Le Royaume sous le sable est très réussi, au moins en ce qui concerne les révélations sur les origines du peuple des étoiles, que Van Hamme relie au mythe de l'Atlantide : cette "île d'Atlas", royaume appartenant à la protohistoire grecque et de l'Est de L'Europe, a inspiré nombre de récits depuis Platon jusqu'au Moyen-Âge, enrichis par l'ésotérisme. C'était donc un terrain de jeux opportun pour Thorgal qui se nourrit aussi de fantasy et d'Histoire. On peut regretter que le scénariste ait préféré une énième fois organiser une lutte entre l'ombrageux idéaliste qu'est Thorgal et Sargon, qui fut ami de son père (Varth), archétype vu et revu du mégalomane, et d'ailleurs le dénouement de l'épisode est expédié avec force clichés (sacrifice d'un personnage, addition de nouveaux personnages secondaires sans grand charisme). Le passé de Thorgal aura régulièrement été abordé et exploité (soit directement pour le héros, soit indirectement via les pouvoirs de Jolan et de Louve) mais jamais vraiment développé, comme si ce que cette piste narrative offrait intéressait moins Van Hamme que de revenir à l'aventure. Dommage.

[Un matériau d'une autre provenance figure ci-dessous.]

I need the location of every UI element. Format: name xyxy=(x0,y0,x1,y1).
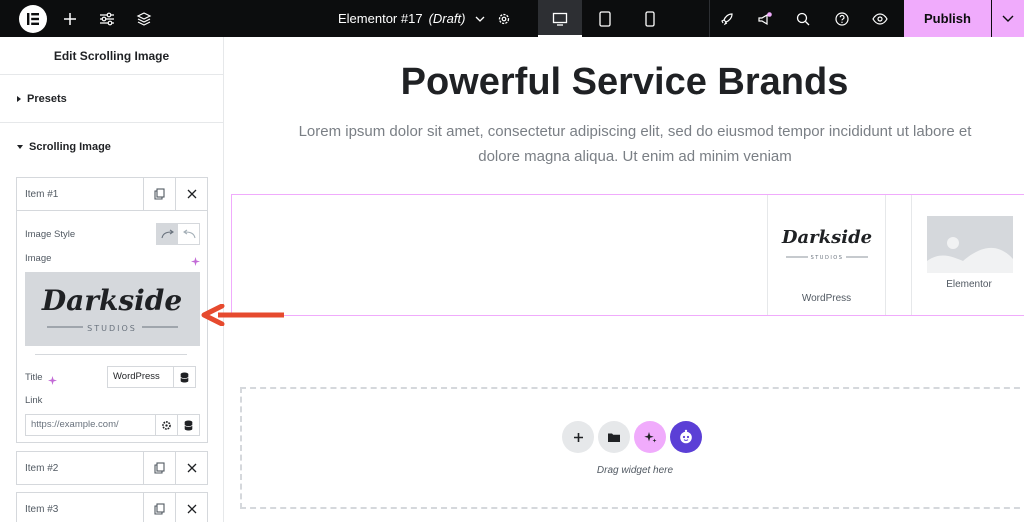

Le Barbare met en scène les personnages à nouveau dans une situation très compromise : la régularité avec laquelle Thorgal (et ceux qui l'accompagnent) se trouve dans la panade est tout bonnement hallucinante, c'est un véritable aimant à emmerdements ! Quand il ne s'attire pas des ennuis à cause de ses principes, il croise avec un systématisme infernal de mauvais bougres qui semblent n'attendre que lui (et les siens) pour commettre les pires horreurs. Il y a comme une tentation permanente de Van Hamme à tuer son héros avant de se raviser, en le sauvant de manière aussi spectaculaire que de plus en plus capillotractée. Et, fatalement, il finit aussi par radoter comme le souligne la longue séquence du tournoi sur l'île de Syrénia avec un concours... D'archers (loin d'être aussi intense que celui du tome 9).

Rosinski assure le job, c'est indéniable, mais comme on ne peut que constater qu'il n'a plus la virtuosité de la grande époque de la série (quand son dessin s'inspirait de la gravure, avec un extraordinaire encrage, et une colorisation plus somptueuse que celle de Graza), la magie opère moins.

Lorsqu'il a l'occasion de mettre en images des éléments encore inhabituels, peu exploités, l'artiste polonais produit des planches très efficaces, et même un authentique morceau de bravoure (comme la double-page, pages 21-22, du tome 26, où on revoit tous les grands moments de la série), et il se dégage des passages concernant le peuple des étoiles, avec son décorum (vaisseaux spatiaux, ruines de l'Atlantide...), une authentique poésie.

Mais quand il doit retourner à l'illustration classique des aventures dans un énième royaume avec sa galerie de méchants et sa cascade de péripéties réglées comme du papier à musique (Van Hamme ayant expliqué qu'il laissait à ses artistes la liberté de redécouper ses scripts à condition qu'ils conservent les chutes de chaque page), un ennui certain étreint à la fois Rosinski et le lecteur - qui ont tous deux l'impression d'avoir déjà fait/vu/lu tout ça.

C'est à cause de ce sentiment d'usure, que je devine chez les auteurs mais aussi de mon côté, comme lecteur et critique, que j'ai donc décidé d'arrêter Thorgal après les deux prochains tomes, les derniers écrits par Van Hamme.